6.2 NDC-1308: An Estrogen Receptor Ligand That Induces Remyelination In MS Models

Saturday, June 1, 2013: 2:55 PM
Steven H Nye, Ph.D. , ENDECE, LLC, Mequon, WI
Robert E Babine, Ph.D. , Rebexsess Discovery Chemistry, Encinitas, CA
Wei Xu, Ph.D. , McArdle Laboratory for Cancer Research, University of Wisconsin, Madison, WI
Michael Bittner, Ph.D. , Computational Biology, Translational Genomics Research Institute, Phoenix, AZ
Bruce D Trapp, Ph.D. , Neuroscience, Cleveland Clinic, Cleveland, OH
James G Yarger, Ph.D. , ENDECE, LLC, Mequon, WI

Background: Previous reports using animal models of demyelinating diseases provides evidence for estrogens as a potential therapeutic to treat MS patients. With that in mind, we have created a new series of estrogen receptor (ER) ligands for treating multiple sclerosis (MS). The ligands are analogs of 17β-estradiol (E2) that bind to the ERs and induce distinct intracellular responses that determine cell fate.  

Objectives: To discover an ER ligand that induces differentiation of oligodendrocyte progenitor cells (OPCs) into mature oligodendrocytes, thereby leading to remyelination of demyelinated axons. A potent ER ligand would then be developed into a therapeutic for treating MS patients.  

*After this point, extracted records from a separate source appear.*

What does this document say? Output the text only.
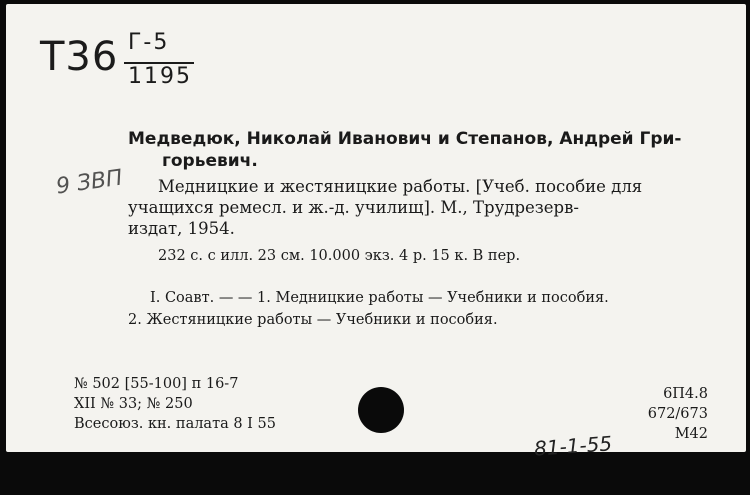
Т36 Г-5
1195
9 ЗВП
Медведюк, Николай Иванович и Степанов, Андрей Гри-
горьевич.
Медницкие и жестяницкие работы. [Учеб. пособие для
учащихся ремесл. и ж.-д. училищ]. М., Трудрезерв-
издат, 1954.
232 с. с илл. 23 см. 10.000 экз. 4 р. 15 к. В пер.
I. Соавт. — — 1. Медницкие работы — Учебники и пособия.
2. Жестяницкие работы — Учебники и пособия.
№ 502 [55-100] п 16-7
XII № 33; № 250
Всесоюз. кн. палата 8 I 55
6П4.8
672/673
М42
81-1-55
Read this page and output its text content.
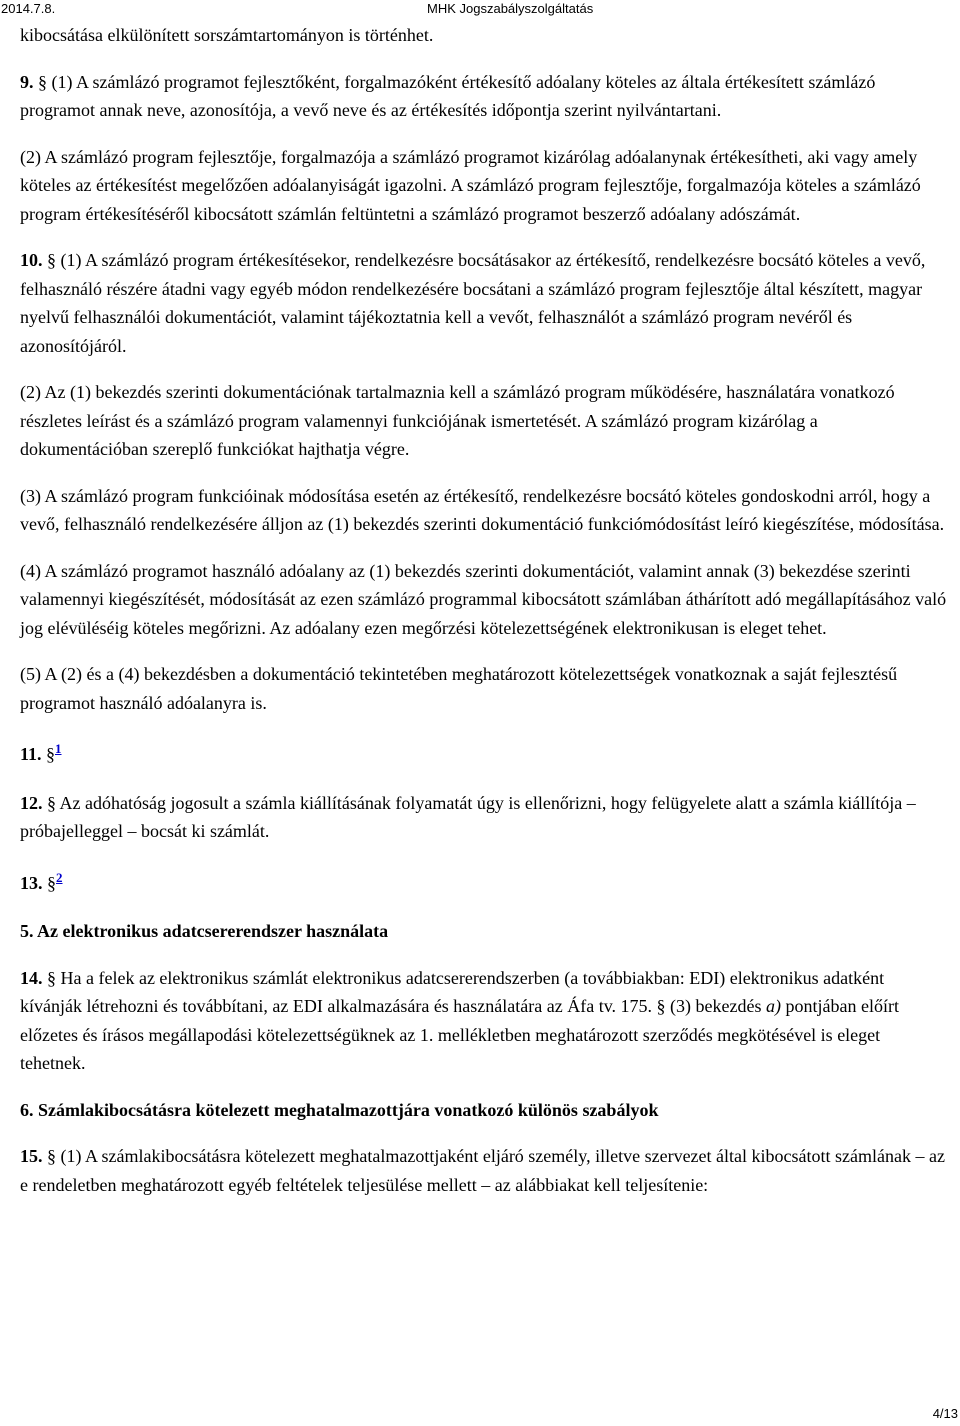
2014.7.8.	MHK Jogszabályszolgáltatás

kibocsátása elkülönített sorszámtartományon is történhet.

9. § (1) A számlázó programot fejlesztőként, forgalmazóként értékesítő adóalany köteles az általa értékesített számlázó programot annak neve, azonosítója, a vevő neve és az értékesítés időpontja szerint nyilvántartani.

(2) A számlázó program fejlesztője, forgalmazója a számlázó programot kizárólag adóalanynak értékesítheti, aki vagy amely köteles az értékesítést megelőzően adóalanyiságát igazolni. A számlázó program fejlesztője, forgalmazója köteles a számlázó program értékesítéséről kibocsátott számlán feltüntetni a számlázó programot beszerző adóalany adószámát.

10. § (1) A számlázó program értékesítésekor, rendelkezésre bocsátásakor az értékesítő, rendelkezésre bocsátó köteles a vevő, felhasználó részére átadni vagy egyéb módon rendelkezésére bocsátani a számlázó program fejlesztője által készített, magyar nyelvű felhasználói dokumentációt, valamint tájékoztatnia kell a vevőt, felhasználót a számlázó program nevéről és azonosítójáról.

(2) Az (1) bekezdés szerinti dokumentációnak tartalmaznia kell a számlázó program működésére, használatára vonatkozó részletes leírást és a számlázó program valamennyi funkciójának ismertetését. A számlázó program kizárólag a dokumentációban szereplő funkciókat hajthatja végre.

(3) A számlázó program funkcióinak módosítása esetén az értékesítő, rendelkezésre bocsátó köteles gondoskodni arról, hogy a vevő, felhasználó rendelkezésére álljon az (1) bekezdés szerinti dokumentáció funkciómódosítást leíró kiegészítése, módosítása.

(4) A számlázó programot használó adóalany az (1) bekezdés szerinti dokumentációt, valamint annak (3) bekezdése szerinti valamennyi kiegészítését, módosítását az ezen számlázó programmal kibocsátott számlában áthárított adó megállapításához való jog elévüléséig köteles megőrizni. Az adóalany ezen megőrzési kötelezettségének elektronikusan is eleget tehet.

(5) A (2) és a (4) bekezdésben a dokumentáció tekintetében meghatározott kötelezettségek vonatkoznak a saját fejlesztésű programot használó adóalanyra is.

11. §$^1$

12. § Az adóhatóság jogosult a számla kiállításának folyamatát úgy is ellenőrizni, hogy felügyelete alatt a számla kiállítója – próbajelleggel – bocsát ki számlát.

13. §$^2$

5. Az elektronikus adatcsererendszer használata

14. § Ha a felek az elektronikus számlát elektronikus adatcsererendszerben (a továbbiakban: EDI) elektronikus adatként kívánják létrehozni és továbbítani, az EDI alkalmazására és használatára az Áfa tv. 175. § (3) bekezdés a) pontjában előírt előzetes és írásos megállapodási kötelezettségüknek az 1. mellékletben meghatározott szerződés megkötésével is eleget tehetnek.

6. Számlakibocsátásra kötelezett meghatalmazottjára vonatkozó különös szabályok

15. § (1) A számlakibocsátásra kötelezett meghatalmazottjaként eljáró személy, illetve szervezet által kibocsátott számlának – az e rendeletben meghatározott egyéb feltételek teljesülése mellett – az alábbiakat kell teljesítenie:

4/13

Methods: Based on molecular modeling, modifications to the core structure of E2 were designed with different C-6 alkoxyalkyl moieties and/or substitution of the C-18 methyl group. Structurally similar, but distinct, E2 analogs (NDC-1308, NDC-1022 and NDC-1352) were synthesized to greater than 99% purity and characterized for ER binding affinity in competitive assays using recombinant human ERs.  ER dimerization was assessed using BRET assays, while ER activation was determined using luciferase reporter constructs, all in human cells.  Differential gene expression of the E2 analogs was evaluated in human cell lines by microarray, followed by pathway analysis related to OPC differentiation and myelin synthesis. Gene expression patterns were integrated with the receptor biology to predict which E2 analogs would cause OPC differentiation in vitro. The E2 analogs were formulated using various cyclodextrins, with lead NDC-1308 further evaluated for efficacy in MS models.

Results: The E2 alterations caused pronounced changes in subtype selectivity for ER-α or ER-β, along with varying degrees of ER dimerization and ER activation. While several E2 analogs cause a dramatic up-regulation of genes (2 to 75-fold) in signaling pathways related to OPC differentiation and myelin production, NDC-1308 was the most potent of the E2 analogs and significantly more potent at differentiating OPCs than either estriol or E2. Following systemic dosing, NDC-1308 crosses the blood brain barrier in EAE-induced mice and is absorbed into CNS tissues. NDC-1308 administration (10 mg/Kg, daily) significantly reduced the level of apoptosis in the spinal cord of EAE mice.  Studies employing different routes of administering NDC-1308, along with various dosing schedules, are currently being carried out in the cuprizone mouse model of demyelination to examine how NDC-1308 influences the remyelination process.

Conclusions: The findings presented here are consistent with NDC-1308 activating ERs in a unique way that upregulates genes necessary for inducing OPC differentiation. Further development of NDC-1308 as a therapeutic for remyelination in MS patients is ongoing, either alone or in combination with current immunomodulatory therapies.